Groźna deklaracja Chin ws. Tajwanu. "Będziemy walczyć do końca, aby nie dopuścić do niepodległości wyspy"
- Chiny będą walczyć do końca, aby nie dopuścić do niepodległości Tajwanu, bowiem jest to dla nich jedyny wybór - powiedział chiński minister obrony Wei Fenghe na odbywającym się w Singapurze forum ds. bezpieczeństwa Dialog Shangri-La. Wezwał też USA do zaprzestania polityki "oczerniania" Chin.
12.06.2022 | aktual.: 12.06.2022 06:33
- Będziemy walczyć za każdą cenę i do końca, aby uniemożliwić Tajwanowi proklamowanie niepodległości. To dla nas jedyne wyjście - powiedział Wei Fenghe na forum.
- Ci, którzy wspierają niepodległość Tajwanu w celu podziału Chin z pewnością nie osiągną tego celu - podkreślił Wei, dodając, że "nikt nie powinien nigdy nie doceniać determinacji i możliwości chińskich sił zbrojnych w dziedzinie zachowania integralności terytorialnej".
AFP zauważa, że szef resortu obrony przemawiał w okresie narastających napięć między Waszyngtonem i Pekinem w kwestii Tajwanu, uważanego przez Chiny za jego zbuntowaną prowincję i nasilających się prowokacji militarnych wobec tej wyspy.
Dzień wcześniej, przemawiając na tym samym forum, sekretarz obrony USA Lloyd Austin potępił "prowokacyjną i destabilizującą" aktywność wojskową Chin w pobliżu wybrzeży Tajwanu.
Zobacz także
Krytyczna faza
Wei Fenghe określił stosunki amerykańsko-chińskie jako "znajdujące się w krytycznej fazie" i oświadczył, że ich poprawa zależy od Waszyngtonu.

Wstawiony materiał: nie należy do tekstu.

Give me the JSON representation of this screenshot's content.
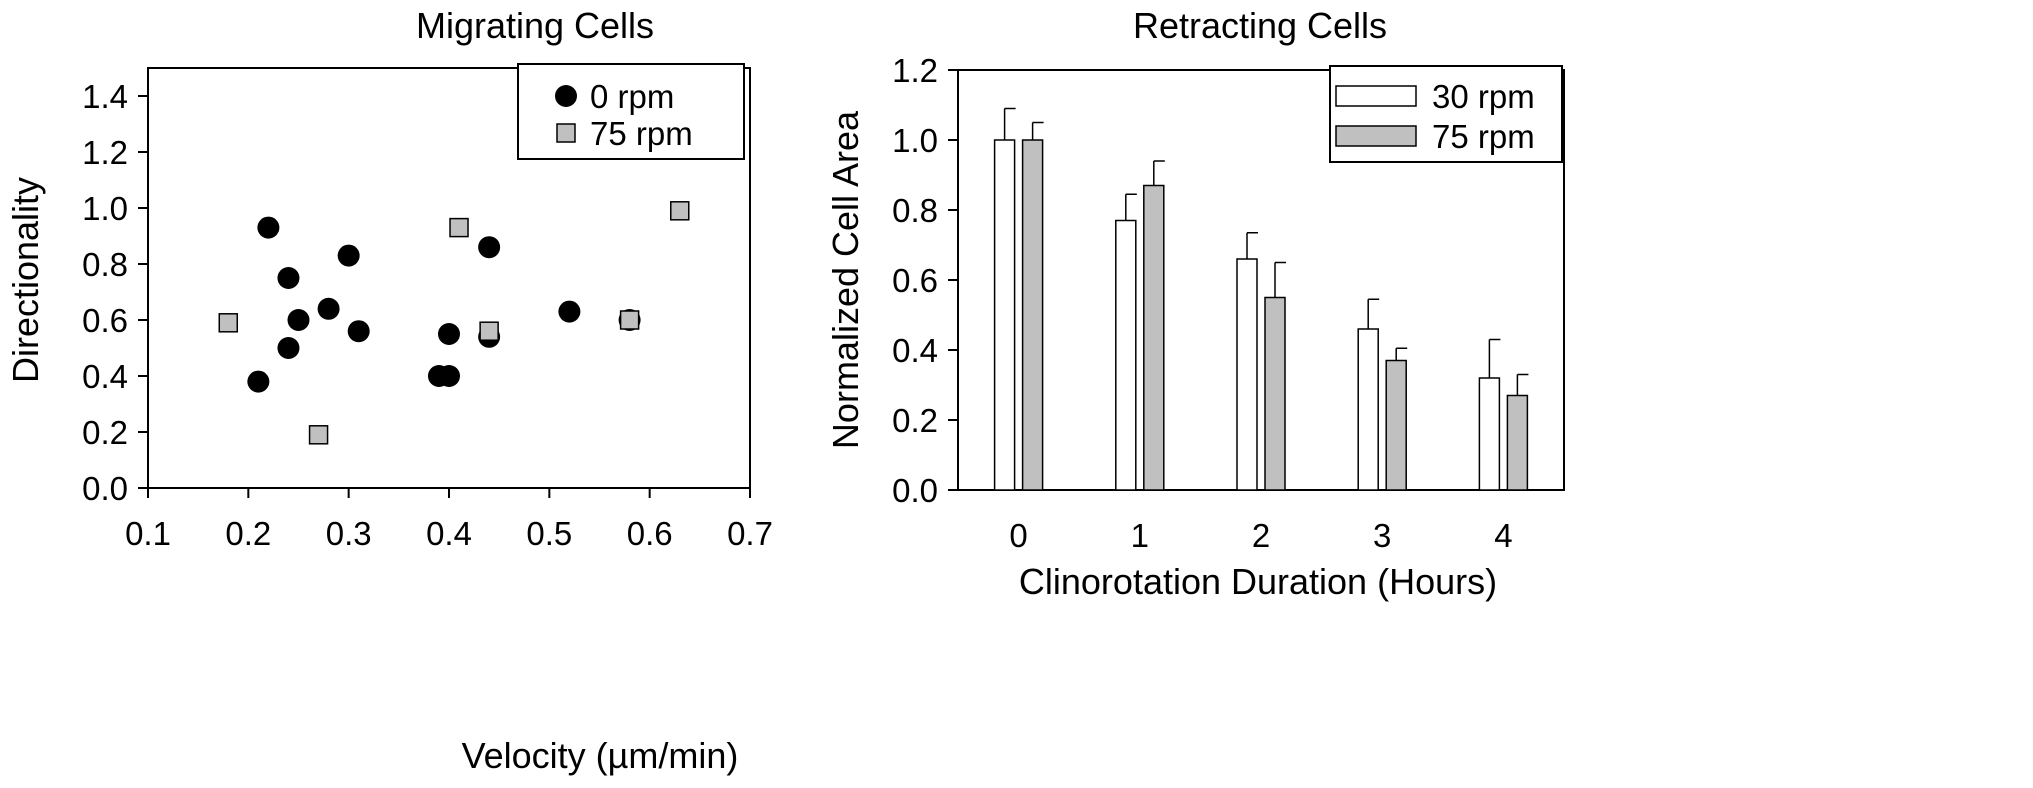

- Domagamy się, aby strona amerykańska zaprzestała polityki oczerniania i powstrzymywania Chin, by zaprzestała ingerowania w ich sprawy wewnętrzne - oświadczył Wei. Oskarżył Waszyngton o próby mobilizowania krajów Azji i Pacyfiku przeciwko Pekinowi i działanie na rzecz własnych interesów "pod płaszczykiem multilateralizmu".

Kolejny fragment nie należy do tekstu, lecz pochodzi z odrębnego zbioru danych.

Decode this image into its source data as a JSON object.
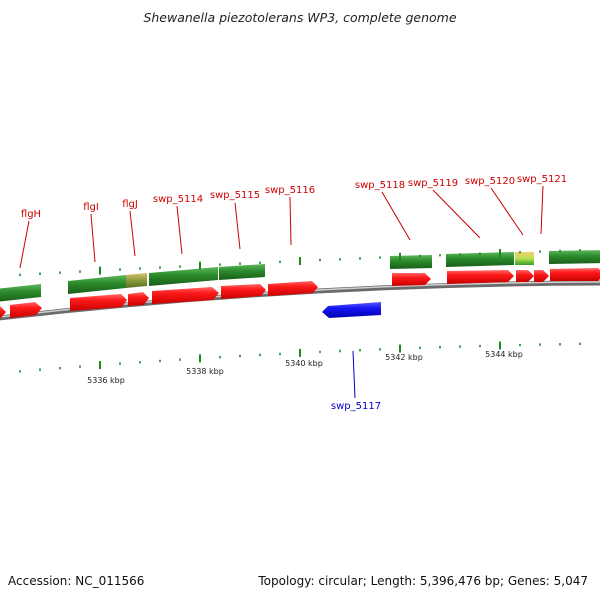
{
  "title": "Shewanella piezotolerans WP3, complete genome",
  "footer": {
    "accession": "Accession: NC_011566",
    "summary": "Topology: circular; Length: 5,396,476 bp; Genes: 5,047"
  },
  "colors": {
    "forward_gene": "#ff2020",
    "reverse_gene": "#1a1aee",
    "forward_label": "#cc0000",
    "reverse_label": "#0000cc",
    "feature_track": "#2a8a2a",
    "feature_track_light": "#9ac85a",
    "backbone": "#888888",
    "tick": "#1e8a1e"
  },
  "scale_labels": [
    {
      "kbp": 5336,
      "label": "5336 kbp"
    },
    {
      "kbp": 5338,
      "label": "5338 kbp"
    },
    {
      "kbp": 5340,
      "label": "5340 kbp"
    },
    {
      "kbp": 5342,
      "label": "5342 kbp"
    },
    {
      "kbp": 5344,
      "label": "5344 kbp"
    }
  ],
  "genes": [
    {
      "name": "flgH",
      "strand": "+"
    },
    {
      "name": "flgI",
      "strand": "+"
    },
    {
      "name": "flgJ",
      "strand": "+"
    },
    {
      "name": "swp_5114",
      "strand": "+"
    },
    {
      "name": "swp_5115",
      "strand": "+"
    },
    {
      "name": "swp_5116",
      "strand": "+"
    },
    {
      "name": "swp_5117",
      "strand": "-"
    },
    {
      "name": "swp_5118",
      "strand": "+"
    },
    {
      "name": "swp_5119",
      "strand": "+"
    },
    {
      "name": "swp_5120",
      "strand": "+"
    },
    {
      "name": "swp_5121",
      "strand": "+"
    }
  ]
}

Sankcje nie rozwiążą problemu
Mówiąc o rosyjskiej agresji na Ukrainę Wei oświadczył, że Pekin nie popiera tego konfliktu, ale równocześnie nie uważa, że sankcje pomogą go rozwiązać. - Konflikt czy wojna - to ostatnie, co Chiny chciałyby widzieć na Ukrainie. Nie sądzimy jednak, aby wywieranie maksymalnego nacisku i sankcje mogły rozwiązać problem - podkreślił.

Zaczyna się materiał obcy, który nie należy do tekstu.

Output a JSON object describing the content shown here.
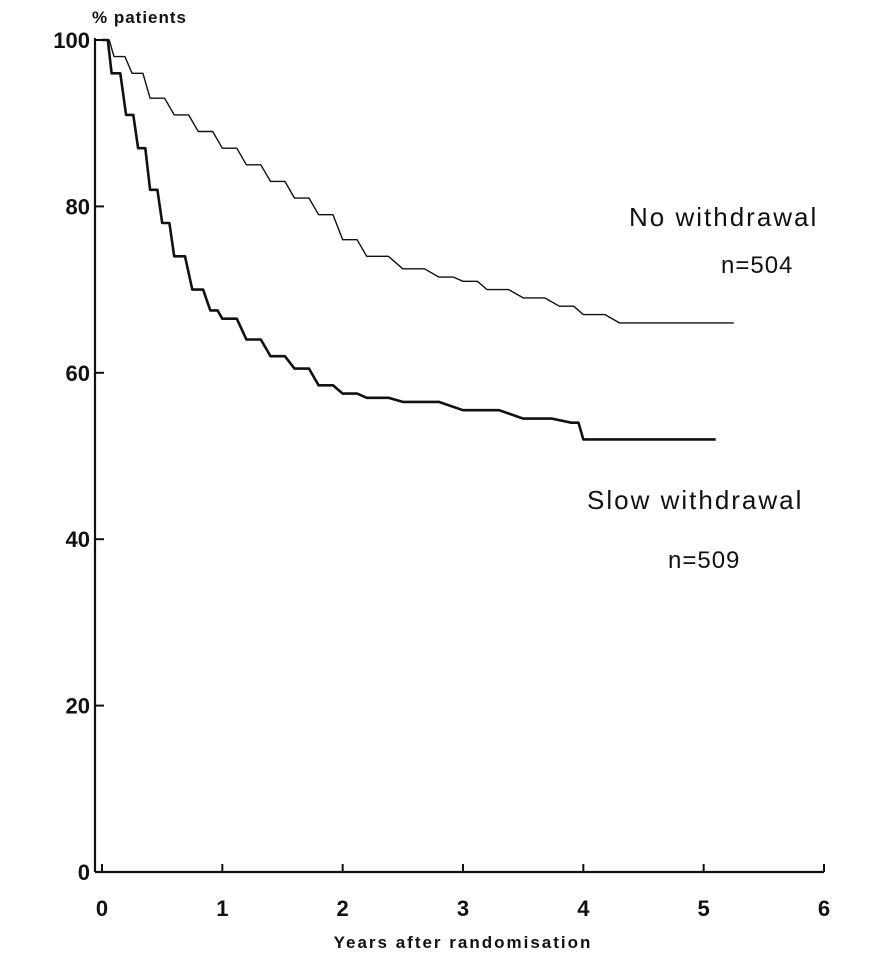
{
  "chart_data": {
    "type": "line",
    "title": "",
    "xlabel": "Years after randomisation",
    "ylabel": "% patients",
    "xlim": [
      0,
      6
    ],
    "ylim": [
      0,
      100
    ],
    "x_ticks": [
      0,
      1,
      2,
      3,
      4,
      5,
      6
    ],
    "y_ticks": [
      0,
      20,
      40,
      60,
      80,
      100
    ],
    "grid": false,
    "series": [
      {
        "name": "No withdrawal",
        "n_label": "n=504",
        "color": "#111111",
        "style": "thin",
        "points": [
          [
            0,
            100
          ],
          [
            0.1,
            98
          ],
          [
            0.25,
            96
          ],
          [
            0.4,
            93
          ],
          [
            0.6,
            91
          ],
          [
            0.8,
            89
          ],
          [
            1.0,
            87
          ],
          [
            1.2,
            85
          ],
          [
            1.4,
            83
          ],
          [
            1.6,
            81
          ],
          [
            1.8,
            79
          ],
          [
            2.0,
            76
          ],
          [
            2.2,
            74
          ],
          [
            2.5,
            72.5
          ],
          [
            2.8,
            71.5
          ],
          [
            3.0,
            71
          ],
          [
            3.2,
            70
          ],
          [
            3.5,
            69
          ],
          [
            3.8,
            68
          ],
          [
            4.0,
            67
          ],
          [
            4.3,
            66
          ],
          [
            5.0,
            66
          ],
          [
            5.25,
            66
          ]
        ]
      },
      {
        "name": "Slow withdrawal",
        "n_label": "n=509",
        "color": "#111111",
        "style": "thick",
        "points": [
          [
            0,
            100
          ],
          [
            0.08,
            96
          ],
          [
            0.2,
            91
          ],
          [
            0.3,
            87
          ],
          [
            0.4,
            82
          ],
          [
            0.5,
            78
          ],
          [
            0.6,
            74
          ],
          [
            0.75,
            70
          ],
          [
            0.9,
            67.5
          ],
          [
            1.0,
            66.5
          ],
          [
            1.2,
            64
          ],
          [
            1.4,
            62
          ],
          [
            1.6,
            60.5
          ],
          [
            1.8,
            58.5
          ],
          [
            2.0,
            57.5
          ],
          [
            2.2,
            57
          ],
          [
            2.5,
            56.5
          ],
          [
            3.0,
            55.5
          ],
          [
            3.5,
            54.5
          ],
          [
            3.9,
            54
          ],
          [
            4.0,
            52
          ],
          [
            4.5,
            52
          ],
          [
            5.1,
            52
          ]
        ]
      }
    ]
  }
}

Chiński minister oświadczył, że Pekin nigdy nie udzielał Rosji żadnej materialnej pomocy w związku z kryzysem ukraińskim i opowiada się za dialogiem Rosji z Ukrainą. Pekin ma też nadzieję – zaznaczył - na rozmowy USA i NATO z Rosją w celu jak najszybszego przerwania ognia na Ukrainie.